I’m sure Harvard produces good engineers, doctors, nurses, etc. (Though maybe not lawyers, since I know plenty of bad politicians with a law degree from Harvard.)
It’s just they have long-running studies where they use food frequency questionnaires (FFQs). The original idea of the nurses study, for instance, was to get a relatively homogeneous groups of folks to study: mainly women of the same socioeconomic status. One problem, according to Gary Taubes, is they never verified the socioeconomic status. So, you could have a single mother with three kids living in a not-so-wealthy area and a woman whose husband is a doctor or CEO and living in a posh area. Who is most likely to be healthier?

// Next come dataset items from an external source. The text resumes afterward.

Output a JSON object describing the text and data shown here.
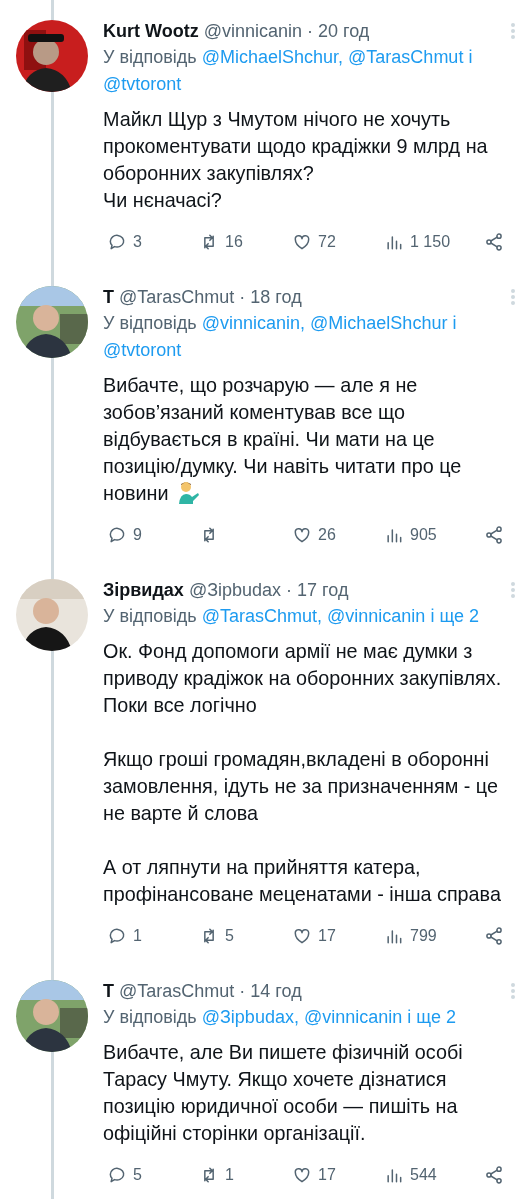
{
  "tweets": [
    {
      "name": "Kurt Wootz",
      "handle": "@vinnicanin",
      "time": "· 20 год",
      "reply": {
        "label": "У відповідь",
        "links": [
          "@MichaelShchur,",
          "@TarasChmut",
          "і",
          "@tvtoront"
        ]
      },
      "paragraphs": [
        {
          "text": "Майкл Щур з Чмутом нічого не хочуть прокоментувати щодо крадіжки 9 млрд на оборонних закупівлях?\nЧи нєначасі?",
          "emoji": false
        }
      ],
      "stats": {
        "replies": "3",
        "reposts": "16",
        "likes": "72",
        "views": "1 150"
      }
    },
    {
      "name": "T",
      "handle": "@TarasChmut",
      "time": "· 18 год",
      "reply": {
        "label": "У відповідь",
        "links": [
          "@vinnicanin,",
          "@MichaelShchur",
          "і",
          "@tvtoront"
        ]
      },
      "paragraphs": [
        {
          "text": "Вибачте, що розчарую — але я не зобов’язаний коментував все що відбувається в країні. Чи мати на це позицію/думку. Чи навіть читати про це новини",
          "emoji": true
        }
      ],
      "stats": {
        "replies": "9",
        "likes": "26",
        "views": "905"
      }
    },
    {
      "name": "Зірвидах",
      "handle": "@Зipbudax",
      "time": "· 17 год",
      "reply": {
        "label": "У відповідь",
        "links": [
          "@TarasChmut,",
          "@vinnicanin",
          "і",
          "ще",
          "2"
        ]
      },
      "paragraphs": [
        {
          "text": "Ок. Фонд допомоги армії не має думки з приводу крадіжок на оборонних закупівлях. Поки все логічно",
          "emoji": false
        },
        {
          "text": "Якщо гроші громадян,вкладені в оборонні замовлення, ідуть не за призначенням - це не варте й слова",
          "emoji": false
        },
        {
          "text": "А от ляпнути на прийняття катера, профінансоване меценатами - інша справа",
          "emoji": false
        }
      ],
      "stats": {
        "replies": "1",
        "reposts": "5",
        "likes": "17",
        "views": "799"
      }
    },
    {
      "name": "T",
      "handle": "@TarasChmut",
      "time": "· 14 год",
      "reply": {
        "label": "У відповідь",
        "links": [
          "@Зipbudax,",
          "@vinnicanin",
          "і",
          "ще",
          "2"
        ]
      },
      "paragraphs": [
        {
          "text": "Вибачте, але Ви пишете фізичній особі Тарасу Чмуту. Якщо хочете дізнатися позицію юридичної особи — пишіть на офіційні сторінки організації.",
          "emoji": false
        }
      ],
      "stats": {
        "replies": "5",
        "reposts": "1",
        "likes": "17",
        "views": "544"
      }
    }
  ]
}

Yet they never test this.
And if you were a nurse sending in FFQs every once in a while, would you admit that you’re eating EVIL red (or processed) meat? The people who have the temerity to admit they eat red meat probably drink more, exercise less, smoke more, have more stress, don’t give a crap, etc. Or maybe you’re one of those people who have tons of money and are eating “healthily” with high carb but also meats like salmon, crab, the expensive stuff, playing tennis or whatever, going to the gym with a personal trainer, etc. The people who say they eat red meat are probably completely different from the people who don’t or say they don’t.

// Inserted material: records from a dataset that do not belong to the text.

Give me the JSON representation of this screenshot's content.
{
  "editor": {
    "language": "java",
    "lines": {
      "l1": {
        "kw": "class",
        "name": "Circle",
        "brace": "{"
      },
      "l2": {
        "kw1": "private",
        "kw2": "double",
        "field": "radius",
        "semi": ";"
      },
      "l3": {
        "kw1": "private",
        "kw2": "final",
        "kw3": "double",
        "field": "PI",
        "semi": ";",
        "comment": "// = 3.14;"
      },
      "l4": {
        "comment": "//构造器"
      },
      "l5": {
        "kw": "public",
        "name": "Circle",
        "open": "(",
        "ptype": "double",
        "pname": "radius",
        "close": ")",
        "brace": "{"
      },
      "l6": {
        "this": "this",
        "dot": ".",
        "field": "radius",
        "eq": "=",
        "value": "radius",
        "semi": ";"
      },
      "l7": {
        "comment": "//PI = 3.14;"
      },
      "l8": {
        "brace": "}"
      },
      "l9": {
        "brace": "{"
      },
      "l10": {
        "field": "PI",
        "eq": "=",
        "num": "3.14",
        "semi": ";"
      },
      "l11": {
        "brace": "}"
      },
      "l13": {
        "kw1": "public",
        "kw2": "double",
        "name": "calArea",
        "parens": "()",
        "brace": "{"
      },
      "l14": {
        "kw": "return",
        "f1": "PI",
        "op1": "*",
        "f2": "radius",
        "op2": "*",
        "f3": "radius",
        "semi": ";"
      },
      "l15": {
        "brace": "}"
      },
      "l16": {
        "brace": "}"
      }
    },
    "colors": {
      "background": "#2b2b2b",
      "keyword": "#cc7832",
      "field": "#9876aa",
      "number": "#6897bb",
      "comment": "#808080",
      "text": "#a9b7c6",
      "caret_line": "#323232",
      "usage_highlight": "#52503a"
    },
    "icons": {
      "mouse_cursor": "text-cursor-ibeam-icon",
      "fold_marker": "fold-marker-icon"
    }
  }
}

And they’ll try and “control” for that, but the chances that you put data like that into an algorithm and “correct” for something like obesity or being overweight and have it be anywhere near reality are near zero. (Not to mention that this is going to be done with bias – Harvard “knows” that obesity = bad, even though I’ve seen quite a few podcasts/youtube discussions where people who are obese are metabolically healthy.)
Anyway, the chances that anything is true based on a study that uses FFQs is near zero. And this includes the studies that go my way, meaning a study where red meat is “shown” not to be bad.